Nigeria’s Stock Market Drops By N280.5bn, 6-Week Gaining Streak Ends

SEC Warns Nigerians Against Investing In FinAfrica, Poyoyo

The Nigerian stock market lost ground following six weeks of gains due to a variety of risks, including weakening naira buying power and growing inflation exposure. According to market statistics, significant selloffs in bellwethers and mid to small-cap companies, particularly in Airtel Africa, Fidelity, and Zenith Bank, were the cause of the weekly loss of more than N280 billion.

After a strong profits performance in the fiscal year 2022, Airtel Africa, the top market mover on the Nigerian Exchange, had its share price decline by 6%. MTN Nigeria, its contemporary, is still strong, and analysts advise investors to maintain positions in the telecom sector.

Notwithstanding the local stock market’s collapse, some stockbrokers view the trend as sporadic and anticipate a return to new winning streaks as a result of a drop in yield in the fixed income market even as inflation continues to increase.

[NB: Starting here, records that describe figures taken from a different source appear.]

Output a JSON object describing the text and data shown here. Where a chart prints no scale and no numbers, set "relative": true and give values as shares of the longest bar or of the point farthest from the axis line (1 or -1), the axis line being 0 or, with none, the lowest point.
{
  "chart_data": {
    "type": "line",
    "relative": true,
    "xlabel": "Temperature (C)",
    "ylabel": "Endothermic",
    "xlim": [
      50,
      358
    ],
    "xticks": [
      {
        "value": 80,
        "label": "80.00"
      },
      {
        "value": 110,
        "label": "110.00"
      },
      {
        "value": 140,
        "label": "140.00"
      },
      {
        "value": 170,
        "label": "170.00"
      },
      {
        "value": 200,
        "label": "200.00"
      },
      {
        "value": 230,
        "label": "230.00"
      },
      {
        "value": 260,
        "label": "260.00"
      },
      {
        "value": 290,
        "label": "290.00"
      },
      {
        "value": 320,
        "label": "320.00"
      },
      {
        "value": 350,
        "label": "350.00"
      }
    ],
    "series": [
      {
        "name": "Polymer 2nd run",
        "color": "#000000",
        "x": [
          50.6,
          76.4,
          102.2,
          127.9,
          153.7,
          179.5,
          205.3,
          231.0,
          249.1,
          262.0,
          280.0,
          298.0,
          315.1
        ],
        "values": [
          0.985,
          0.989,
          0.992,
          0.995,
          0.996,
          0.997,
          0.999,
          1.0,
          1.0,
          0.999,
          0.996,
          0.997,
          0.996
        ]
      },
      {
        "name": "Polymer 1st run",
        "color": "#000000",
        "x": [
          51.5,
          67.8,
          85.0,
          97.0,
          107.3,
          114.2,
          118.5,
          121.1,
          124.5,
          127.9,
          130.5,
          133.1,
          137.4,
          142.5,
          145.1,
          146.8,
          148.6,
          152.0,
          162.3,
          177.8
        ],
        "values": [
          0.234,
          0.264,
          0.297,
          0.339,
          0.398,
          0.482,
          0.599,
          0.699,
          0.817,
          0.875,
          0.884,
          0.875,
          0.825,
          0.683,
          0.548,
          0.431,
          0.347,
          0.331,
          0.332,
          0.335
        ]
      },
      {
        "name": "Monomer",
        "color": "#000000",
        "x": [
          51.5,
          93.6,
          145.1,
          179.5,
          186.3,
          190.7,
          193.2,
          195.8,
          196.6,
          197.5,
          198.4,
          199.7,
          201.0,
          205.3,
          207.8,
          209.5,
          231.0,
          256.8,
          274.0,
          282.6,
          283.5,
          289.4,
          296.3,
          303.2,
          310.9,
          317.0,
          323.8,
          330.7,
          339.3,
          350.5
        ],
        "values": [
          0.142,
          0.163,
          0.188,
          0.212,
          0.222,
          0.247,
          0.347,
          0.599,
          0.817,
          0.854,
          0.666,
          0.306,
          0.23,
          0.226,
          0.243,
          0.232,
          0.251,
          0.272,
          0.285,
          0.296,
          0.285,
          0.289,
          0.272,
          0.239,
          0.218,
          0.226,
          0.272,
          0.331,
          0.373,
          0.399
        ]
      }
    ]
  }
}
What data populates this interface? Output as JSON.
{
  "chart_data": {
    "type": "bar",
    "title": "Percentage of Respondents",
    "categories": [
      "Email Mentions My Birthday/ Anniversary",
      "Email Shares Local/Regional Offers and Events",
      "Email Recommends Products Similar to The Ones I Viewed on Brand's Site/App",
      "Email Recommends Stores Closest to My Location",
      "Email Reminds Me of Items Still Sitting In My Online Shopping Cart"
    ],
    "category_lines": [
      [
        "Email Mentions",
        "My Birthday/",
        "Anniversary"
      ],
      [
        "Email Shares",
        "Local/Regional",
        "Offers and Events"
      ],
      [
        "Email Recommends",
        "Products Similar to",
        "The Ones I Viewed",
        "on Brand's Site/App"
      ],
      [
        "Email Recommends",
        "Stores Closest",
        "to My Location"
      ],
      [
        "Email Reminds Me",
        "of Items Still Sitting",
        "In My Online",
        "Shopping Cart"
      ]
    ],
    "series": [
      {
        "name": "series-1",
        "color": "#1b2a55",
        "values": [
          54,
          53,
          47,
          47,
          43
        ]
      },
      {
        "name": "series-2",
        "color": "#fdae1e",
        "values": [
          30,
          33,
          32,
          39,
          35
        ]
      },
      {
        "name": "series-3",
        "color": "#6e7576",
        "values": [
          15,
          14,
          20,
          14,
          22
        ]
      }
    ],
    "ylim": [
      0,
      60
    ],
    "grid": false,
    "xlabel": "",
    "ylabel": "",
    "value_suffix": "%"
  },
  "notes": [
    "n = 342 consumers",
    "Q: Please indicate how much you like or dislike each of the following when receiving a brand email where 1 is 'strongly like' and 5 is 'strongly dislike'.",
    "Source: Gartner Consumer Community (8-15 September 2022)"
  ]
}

As a result, week over week, the Nigerian Exchange All-share index decreased 1.0% to 53,804.46 points. Moreover, the market cap dropped by 280.5 billion to 29.3 trillion while the year-to-date return dipped to 5.0%. Stockbrokers said that the average volume and value traded each week declined by 20.4% and 9.4%, respectively, to 150.4 million units and 4.2 billion, respectively.

By volume, BUAFOODS (50.5 million units), UBA (81.8 million units), and GTCO (87.5 million units) were the most actively traded equities; by value, BUAFOODS (3.8 billion), DANGCEM (2.8 billion), and GTCO (2.2 billion) were in the lead. According to market observers, most of the indexes performed well, with higher funding flows into the equities market and persistent purchasing impulses providing support.

This drive excludes the banking index, which saw profit-taking and caused it to fall by 1.34% week over week. LINKASSURE (+7.1%), CORNERST (+1.7%), CONOIL (+10.0%), and OANDO (+2.6%) all saw increases. CADBURY (+4.8%), HONYFLOUR (+3.3%), TRIPPLEG (+45.3%), and CUTIX (+2.4%) are behind buy interest.

Investor sentiment, measured by market breadth, improved to 0.1x from -0.3x in the prior week, as 34 stocks gained, 27 lost while 91 closed flat amidst rising inflation numbers, which printed 21.82% for January, and declining rates and yields in the fixed income market. TRIPPLEG (+45.3%), LIVINGTRUST (+16.2%), and CHAMS (+16.0%) led the top gainers while CWG (-17.3%), FIDELITY (-14.7%) and PHARMDEK (-10.0%) led the decliners.

The level of market trading activities was varied as we saw the total number of deals decrease by 14.8% week on week to 15,822 as stockbrokers recorded a 20.13% decline in trade volumes to 751.9 million units valued at N13 .21 billion, Meanwhile, the top-gaining securities for the week were CHAMS (+16%), CONOIL (+10%), and MRS (+8%), while the week’s losers were FIDELITYBNK (-15%), NGXGROUP (-9%), and TRANSCORP (-7%).